Ruhig bleiben. Das waren nur winzige Tierchen. Keine wirkliche Bedrohung. Mit aufeinandergebissenen Zähnen tastete Gwendolin den Boden der Kiste ab. Fühler, Gliedmaßen oder Zangen kratzten über ihre bloße Haut. Gwendolin wurde das Gefühl nicht los, dass sich etwas Lebendiges zwischen den Käferleichen befand. Bei jeder Bewegung schabten die Körper mit einem ekelerregenden Klicken aneinander. Gwendolin war dankbar, dass sie im Schummerlicht der Petroleumlampe, die Timo in sicherem Abstand zur Kiste hielt, kaum etwas erkennen konnte. Flach atmend wühlte sie sich durch das Gewimmel und unterdrückte schaudernd den Gedanken an unliebsame Überraschungen, die inmitten der Überreste versteckt sein könnten.
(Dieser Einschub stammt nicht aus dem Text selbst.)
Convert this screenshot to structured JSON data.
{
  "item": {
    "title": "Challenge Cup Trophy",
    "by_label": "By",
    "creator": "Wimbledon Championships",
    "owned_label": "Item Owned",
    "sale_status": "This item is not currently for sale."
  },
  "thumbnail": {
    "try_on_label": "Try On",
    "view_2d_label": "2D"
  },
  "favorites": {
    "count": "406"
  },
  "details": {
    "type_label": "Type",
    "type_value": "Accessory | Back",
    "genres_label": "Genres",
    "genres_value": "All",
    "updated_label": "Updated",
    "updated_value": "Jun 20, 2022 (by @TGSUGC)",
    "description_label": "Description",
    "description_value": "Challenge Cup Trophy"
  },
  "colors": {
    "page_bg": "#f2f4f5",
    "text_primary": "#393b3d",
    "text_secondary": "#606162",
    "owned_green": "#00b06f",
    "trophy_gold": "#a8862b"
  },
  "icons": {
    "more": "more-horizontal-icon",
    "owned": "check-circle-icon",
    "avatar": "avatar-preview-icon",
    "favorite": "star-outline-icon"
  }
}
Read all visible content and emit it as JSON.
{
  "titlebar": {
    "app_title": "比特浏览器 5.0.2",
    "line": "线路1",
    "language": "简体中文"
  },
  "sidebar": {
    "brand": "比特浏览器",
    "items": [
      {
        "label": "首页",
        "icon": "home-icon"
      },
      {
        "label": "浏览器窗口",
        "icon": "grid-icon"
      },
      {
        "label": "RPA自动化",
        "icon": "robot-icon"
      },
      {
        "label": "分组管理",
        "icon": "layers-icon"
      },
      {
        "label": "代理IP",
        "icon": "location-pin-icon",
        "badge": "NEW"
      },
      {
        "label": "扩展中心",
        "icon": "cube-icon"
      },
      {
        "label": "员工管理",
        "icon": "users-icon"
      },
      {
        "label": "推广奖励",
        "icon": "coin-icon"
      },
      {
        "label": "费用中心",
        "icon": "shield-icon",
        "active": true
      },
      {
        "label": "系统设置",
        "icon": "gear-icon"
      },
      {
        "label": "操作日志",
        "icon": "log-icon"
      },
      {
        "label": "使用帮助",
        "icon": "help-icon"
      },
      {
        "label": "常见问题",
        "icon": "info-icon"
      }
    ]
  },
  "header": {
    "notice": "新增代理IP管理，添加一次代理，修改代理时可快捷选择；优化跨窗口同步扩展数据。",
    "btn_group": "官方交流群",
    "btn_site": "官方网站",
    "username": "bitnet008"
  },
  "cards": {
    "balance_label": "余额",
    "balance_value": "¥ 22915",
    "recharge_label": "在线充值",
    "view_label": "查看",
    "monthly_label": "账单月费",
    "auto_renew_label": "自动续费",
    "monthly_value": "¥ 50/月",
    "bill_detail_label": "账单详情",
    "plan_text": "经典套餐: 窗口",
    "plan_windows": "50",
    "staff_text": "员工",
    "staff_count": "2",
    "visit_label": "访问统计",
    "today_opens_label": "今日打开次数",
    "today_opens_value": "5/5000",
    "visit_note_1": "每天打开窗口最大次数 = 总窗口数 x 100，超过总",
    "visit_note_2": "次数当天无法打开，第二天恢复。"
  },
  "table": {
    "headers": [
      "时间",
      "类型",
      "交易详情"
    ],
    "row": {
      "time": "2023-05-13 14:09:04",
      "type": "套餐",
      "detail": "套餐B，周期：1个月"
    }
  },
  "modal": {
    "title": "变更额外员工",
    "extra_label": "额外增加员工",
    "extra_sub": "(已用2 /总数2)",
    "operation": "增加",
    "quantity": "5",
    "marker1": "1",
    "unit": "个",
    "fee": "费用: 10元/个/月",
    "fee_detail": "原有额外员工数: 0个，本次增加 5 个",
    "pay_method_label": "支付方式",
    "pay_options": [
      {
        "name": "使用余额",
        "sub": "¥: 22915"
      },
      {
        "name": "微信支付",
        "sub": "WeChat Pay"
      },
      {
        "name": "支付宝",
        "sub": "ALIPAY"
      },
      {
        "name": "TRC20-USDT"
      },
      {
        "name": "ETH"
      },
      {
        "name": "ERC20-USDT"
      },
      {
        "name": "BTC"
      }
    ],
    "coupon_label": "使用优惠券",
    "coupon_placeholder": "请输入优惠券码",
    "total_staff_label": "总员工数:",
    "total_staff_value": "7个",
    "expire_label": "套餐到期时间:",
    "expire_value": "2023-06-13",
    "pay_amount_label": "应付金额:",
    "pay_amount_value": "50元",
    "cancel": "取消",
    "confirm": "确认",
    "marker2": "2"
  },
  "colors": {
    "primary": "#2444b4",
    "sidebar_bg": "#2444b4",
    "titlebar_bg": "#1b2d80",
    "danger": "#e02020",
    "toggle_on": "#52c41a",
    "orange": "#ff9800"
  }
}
Endlich stießen ihre Fingerspitzen gegen einen Gegenstand, dessen glatte Oberfläche sich von dem rauen Holz des Kistenbodens abhob. Beherzt griff Gwendolin zu und beförderte kurz darauf einen großen, fahlweißen Knochen hervor. Daran war mit Paketschnur ein dunkler Briefumschlag geknotet.
Sie ließ aufatmend den Deckel zufallen und trat einige Schritte zurück. Vorsichtig legte sie den Knochen samt Umschlag auf den Tisch. Bevor sie ihn näher in Augenschein nehmen konnte, stieß Julia einen markerschütternden Schrei aus und brachte sich mit einem Satz hinter dem Tisch in Sicherheit. Polternd kippte ihr Stuhl um.
„Was ist?“, fragte Gwendolin irritiert.
Julia zeigte zitternd auf Gwendolins Oberarm. „Da …“
Gwendolin folgte ihrem Blick und zuckte zusammen. Anscheinend waren die Bewohner der Kiste doch nicht alle verstorben. Knapp oberhalb ihres rechten Ellbogens saß eine große Spinne, die verstörend lebendig wirkte und sich gerade anschickte, zu ihrer Schulter emporzuklettern. Mit einer ruckartigen Bewegung schüttelte Gwendolin den achtbeinigen Besucher von ihrem Arm und prüfte hektisch ihren Pullover, um auszuschließen, dass weitere Angreifer den Weg aus der Kiste gefunden hatten.
„Töte sie!“, quietschte Julia hysterisch, während die Spinne die Chance ergriff und im Höchsttempo in einer dunklen Nische verschwand, von denen es unzählige in der Hütte gab.
„Zu spät“, stellte David mit einem Grinsen fest.
„Oh Gott“, stieß Julia derart verzweifelt hervor, dass es fast nach einem Schluchzen klang. „Ich werde kein Auge zutun, wenn ich weiß, dass dieses Biest hier herumkrabbelt!“
„Ich denke nicht, dass wir überhaupt zum Schlafen kommen“, unternahm Timo einen ungeschickten Trostversuch. „Wir haben Aufgaben zu erledigen.“
Wie um seine Worte zu bestätigen, ertönte plötzlich ein trockenes Knacken und kurz darauf eine verzerrte Stimme, bei der sich Gwendolins Nackenhaare aufstellten.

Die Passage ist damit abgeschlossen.